The first release from Old Commonwealth upon its revival is a 10-year-old Kentucky bourbon that clocks in at a hefty 131.83 proof. It’s distilled from a mashbill of 75% corn, 15% rye and 10% malted barley by an unnamed Kentucky distillery, per Robb Report.
This massive bump in proof marks a stark increase from the original bourbon, which was bottled at a more modest proof of 107. Its suggested retail price is $200, and on the secondary market, it’s highly likely it will retail for significantly higher.
In 2019, Zachary Joseph and Andrew English bought the rights to the Old Commonwealth name and worked with a family friend named Troy LeBlanc to source barrels of whiskey for references.

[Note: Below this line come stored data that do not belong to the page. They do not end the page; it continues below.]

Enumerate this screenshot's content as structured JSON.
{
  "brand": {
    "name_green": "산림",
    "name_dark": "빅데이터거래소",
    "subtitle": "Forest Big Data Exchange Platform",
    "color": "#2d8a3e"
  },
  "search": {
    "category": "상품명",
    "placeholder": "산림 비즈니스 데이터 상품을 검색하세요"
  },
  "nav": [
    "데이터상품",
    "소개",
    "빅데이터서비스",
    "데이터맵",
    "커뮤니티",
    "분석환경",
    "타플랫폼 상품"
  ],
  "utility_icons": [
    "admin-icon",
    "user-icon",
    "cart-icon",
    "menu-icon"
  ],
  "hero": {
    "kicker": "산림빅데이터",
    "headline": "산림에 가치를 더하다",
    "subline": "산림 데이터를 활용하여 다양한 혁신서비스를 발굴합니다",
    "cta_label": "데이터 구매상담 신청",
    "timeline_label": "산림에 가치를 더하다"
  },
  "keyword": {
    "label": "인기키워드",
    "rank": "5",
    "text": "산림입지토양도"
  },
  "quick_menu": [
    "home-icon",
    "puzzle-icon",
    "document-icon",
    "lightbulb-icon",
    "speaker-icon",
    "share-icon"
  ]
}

“Our mission is to provide premium whiskey that shares our storied history, one glass at a time, and we’re thrilled with this first step in that journey,” Joseph said, according to Robb Report. “Julian is a whiskey legend and a friend of Old Commonwealth. We’ve shown him the facility and what we’re doing to preserve and extend the Van Winkle family history and heritage.”
Gear Patrol referred to it as Julian Van Winkle’s “side hustle bourbon brand” and shared that the owners described the 10-year-old bourbon as “equally fruity, juicy and bold” as its earlier iteration.
On Friday, Old Commonwealth unveiled a second expression, Kentucky Nectar. The double-barreled wheated Kentucky bourbon was bottled at cask strength after being finished in honey casks. Kentucky Nectar hosts a modest proof of 106 and a suggested retail price of $99. The brand shared its distinctive finish would make “honey-finish haters rethink their ire.”
“Finished bourbons shouldn’t be too sweet,” LeBlanc said in a news release. “We created a whiskey that’s tailored to the premium whiskey drinker but still approachable to category neophytes. The honey is subtle, more refined than gimmicky.”
Van Winkle whiskeys are known to fetch exorbitantly high prices in the secondary market and at auction.
A bottle of Van Winkle 18-Year-Old bottled at 60.8% ABV recently sold for $107,715 at an auction.